The team provides administrative support for the University's Animal Ethics Committee (AEC) and the ethics application process, as well as training and supporting research staff, managing state and territory licences, and co-ordinating inspections of animal facilities. The Animal Ethics Team does not approve ethics applications. Ethics applications are reviewed and approved by the AEC according to the Code.


Animal Ethics Committee (AEC) »

Any research or teaching involving animals* has to be approved by the AEC before it can start. This includes observation-only studies (to assess whether the study might disturb the animals' natural behaviour and environment), and may include projects that use animal cadavers.

If you aren't sure whether you need ethics approval, please contact the office at

*Animals requiring ethics approval at ANU

"Animal" is defined in the Code as any live non-human vertebrate (that is, fish, amphibians, reptiles, birds and mammals encompassing domestic animals, purpose bred animals, livestock, wildlife), adult decapod crustaceans and cephalopods.

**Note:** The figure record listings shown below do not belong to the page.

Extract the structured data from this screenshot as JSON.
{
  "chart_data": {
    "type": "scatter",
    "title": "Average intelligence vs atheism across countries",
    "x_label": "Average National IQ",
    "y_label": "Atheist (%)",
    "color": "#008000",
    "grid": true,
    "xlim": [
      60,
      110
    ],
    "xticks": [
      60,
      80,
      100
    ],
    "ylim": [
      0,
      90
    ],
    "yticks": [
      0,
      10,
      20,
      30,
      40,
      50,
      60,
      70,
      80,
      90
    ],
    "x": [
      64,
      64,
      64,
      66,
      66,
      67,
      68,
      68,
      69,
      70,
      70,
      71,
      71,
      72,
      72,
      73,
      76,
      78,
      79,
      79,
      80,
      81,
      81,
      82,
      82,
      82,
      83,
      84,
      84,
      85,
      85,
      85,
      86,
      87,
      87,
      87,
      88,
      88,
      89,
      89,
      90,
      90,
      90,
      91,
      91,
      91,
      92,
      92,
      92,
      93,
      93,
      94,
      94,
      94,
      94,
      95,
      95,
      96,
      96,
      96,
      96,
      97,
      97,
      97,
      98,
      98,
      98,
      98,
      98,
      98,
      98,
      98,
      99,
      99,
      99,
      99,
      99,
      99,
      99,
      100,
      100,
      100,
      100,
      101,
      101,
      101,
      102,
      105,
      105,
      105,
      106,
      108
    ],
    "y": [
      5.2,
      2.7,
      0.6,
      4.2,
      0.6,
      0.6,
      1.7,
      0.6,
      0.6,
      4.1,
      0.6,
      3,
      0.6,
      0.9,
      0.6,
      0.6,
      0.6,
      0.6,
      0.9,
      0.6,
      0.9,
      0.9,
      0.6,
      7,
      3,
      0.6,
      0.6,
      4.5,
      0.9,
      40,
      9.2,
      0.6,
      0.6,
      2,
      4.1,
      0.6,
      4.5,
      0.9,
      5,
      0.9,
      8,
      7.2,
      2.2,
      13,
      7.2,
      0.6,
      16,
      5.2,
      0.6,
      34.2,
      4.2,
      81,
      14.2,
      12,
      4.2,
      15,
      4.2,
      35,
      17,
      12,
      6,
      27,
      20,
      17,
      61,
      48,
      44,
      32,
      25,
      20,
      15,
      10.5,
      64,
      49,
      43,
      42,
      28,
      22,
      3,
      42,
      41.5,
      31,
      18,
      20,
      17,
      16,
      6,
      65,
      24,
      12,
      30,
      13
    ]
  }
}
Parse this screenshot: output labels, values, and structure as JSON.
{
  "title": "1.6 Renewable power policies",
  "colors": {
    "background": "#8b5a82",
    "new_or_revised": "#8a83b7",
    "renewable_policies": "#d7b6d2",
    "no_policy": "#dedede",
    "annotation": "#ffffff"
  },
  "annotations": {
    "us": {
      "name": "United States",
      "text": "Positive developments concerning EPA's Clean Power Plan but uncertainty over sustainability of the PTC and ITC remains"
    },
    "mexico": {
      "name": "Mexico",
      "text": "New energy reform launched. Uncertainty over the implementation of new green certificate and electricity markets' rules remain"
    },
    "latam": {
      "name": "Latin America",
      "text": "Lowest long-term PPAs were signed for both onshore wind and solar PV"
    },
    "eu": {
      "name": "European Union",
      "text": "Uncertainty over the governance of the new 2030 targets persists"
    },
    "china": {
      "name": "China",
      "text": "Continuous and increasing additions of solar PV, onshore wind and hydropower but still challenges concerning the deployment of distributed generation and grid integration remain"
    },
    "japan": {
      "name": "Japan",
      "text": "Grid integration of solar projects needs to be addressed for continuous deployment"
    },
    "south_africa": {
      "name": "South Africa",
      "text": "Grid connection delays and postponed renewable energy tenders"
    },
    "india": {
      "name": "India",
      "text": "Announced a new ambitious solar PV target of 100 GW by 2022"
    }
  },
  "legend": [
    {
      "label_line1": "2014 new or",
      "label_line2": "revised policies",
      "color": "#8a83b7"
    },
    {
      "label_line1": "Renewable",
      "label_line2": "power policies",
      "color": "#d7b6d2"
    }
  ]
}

The Code, on page 1 under ‘Scope of the Code’, also advises that ‘institutions are responsible for determining when the use of an animal species not covered by the Code requires approval from an AEC, taking into account emerging evidence of sentience and ability to experience pain and distress.’ The ANU, among other Australian universities, has therefore included adult decapod crustaceans.

Live animals requiring ethics approval at ANU are:

  • non-human vertebrates 
  • cephalopods.
  • adult decapod crustaceans  
  • embryos, foetuses and larval forms that have progressed beyond half their species gestation or incubation period, or when they become capable of independent feeding.